03 - Mengasingkan Diri

24 1 0
                                    

Ada beberapa tempat favorit yang sering dikunjungi Guntur ketika pikirannya sedang kalut. Dia biasa mengasingkan diri di Orchid Forest, duduk sambil melamun di tengah-tengah hutan, atau menghirup udara sejuk sambil melihat warna-warni tanaman bunga di Rainbow Garden.

Siang itu hari kamis selepas mengajar di sekolah, Guntur mampir dulu ke taman hutan tersebut. Apabila cuaca sedang cerah, pemandangan Orchid Forest tampak lebih mewah dan tidak pernah mengecewakan. Tempat itu tetap terasa sejuk, meski panas terik matahari sedang menyengat.

Tidak sekadar duduk melamun, kali ini Guntur membaca buku The Seven Principles for Making Marriage Work, karangan John Gottman. Itu adalah salahsatu bacaan kesukaannya. Halaman demi halaman buku dia lahap dengan laparnya.

Saat Guntur tengah asyik membaca buku di taman hutan itu, samar-samar terdengar suara tangisan perempuan dari arah kiri tempat duduknya. Guntur menoleh ke arah suara tangisan itu. Perempuan itu tidak sendirian, ada laki-laki di sampingnya.

Si perempuan tertunduk lemas sambil menutupi wajah dengan kedua tangannya. Sementara si laki-laki berdiri sambil berkacak pinggang, menunjuk-nunjuk kearah si perempuan, raut wajahnya memerah.

"Udah, lo nggak usah nangis! Percuma, nggak akan bisa ngembaliin kepercayaan gue," ucap si laki-laki, marah. 

Kalimat itu terdengar jelas dari kejauhan, Guntur tak sengaja mendengarkan. Memang siang itu sedang sepi, hanya ada beberapa pengunjung yang datang ke tempat itu.

"Maafin aku Yang, aku bisa jelasin." Si perempuan menjawab lirih. 

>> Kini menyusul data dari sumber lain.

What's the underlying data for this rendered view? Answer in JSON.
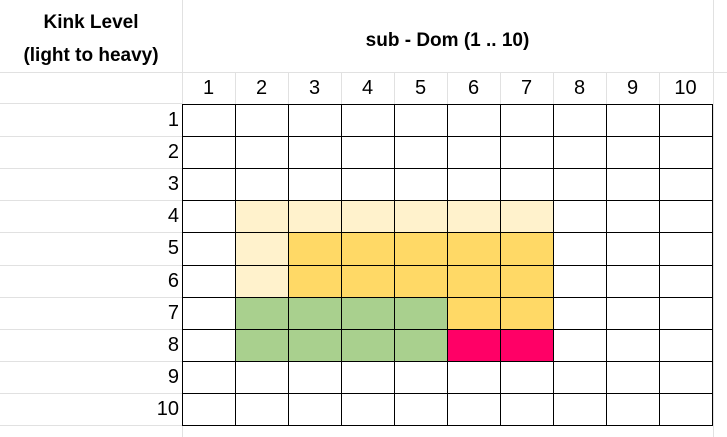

Air matanya mengalir membasahi pipinya. Dia mencoba meraih tangan si laki-laki, tapi buru-buru ditepis. Laki-laki itu seolah tak peduli melihat si perempuan terus menangis.

"Lo udah kepergok jalan sama cowok lain, terus masih bilang mau jelasin?" amuk si laki-laki, kata-katanya pedas.

"Yang, udah dong iiihhh, malu sama yang lain. Kamu kok gitu, sih." Si perempuan terus merengek, sambil menyeka air matanya beberapa kali.

"Biarin! Biarin semua orang tahu, elo cewek yang cuma manfaatin gue doang!"

"Yang, please! Kasih aku kesempatan sekali lagi aja," pintanya lirih.

Perempuan itu memohon, bersimpuh di hadapan si laki-laki.

"Nggak! Gue nggak sebodoh itu untuk percaya sama lo lagi!"

Si laki-laki meninggalkan perempuan itu sendirian. Sementara tangisnya masih belum reda. Air mata yang tersisa di pelupuknya kembali menetes jatuh ke tanah. Dia kembali tertunduk, menutupi wajah dengan kedua tangannya. Adegan perpisahan itu sungguh mirip dengan apa yang sering terjadi dalam cerita FTV.

Kalau saja Guntur cukup kreatif menyalakan ponsel, merekam adegan itu lalu mengirimnya di media sosial, maka sudah pasti langsung menyebar dan akan viral dengan seketika. Tapi Guntur tidak melakukan itu, dia sudah kenyang menyaksikan adegan-adegan yang serupa.

Kejadian itu malah membuatnya gelisah, kehidupannya seperti selalu dihantui oleh pertengkaran demi pertengkaran. Di rumah, di media sosial, dan kini di hutan. Guntur kembali mendengar dan melihatnya. Kemana lagi Guntur harus mengasingkan diri untuk mendapatkan ketenangan?

Arah jarum jam arlojinya kini sudah menunjuk angka lima, matahari mulai redup. Hawa dingin di Orchid Forest makin terasa menusuk kulit. Sekeras apapun Guntur menahan rasa lapar, perut yang belum terisi sejak siang hari itu pasti akan terasa melilit menimbulkan perih, sehingga dia memutuskan untuk bergegas pulang.

Guntur tiba di rumahnya bakda maghrib. Baru saja dia duduk di sofa ruang tengah rumahnya, ponselnya berbunyi. Ternyata ada chat masuk dari Euis.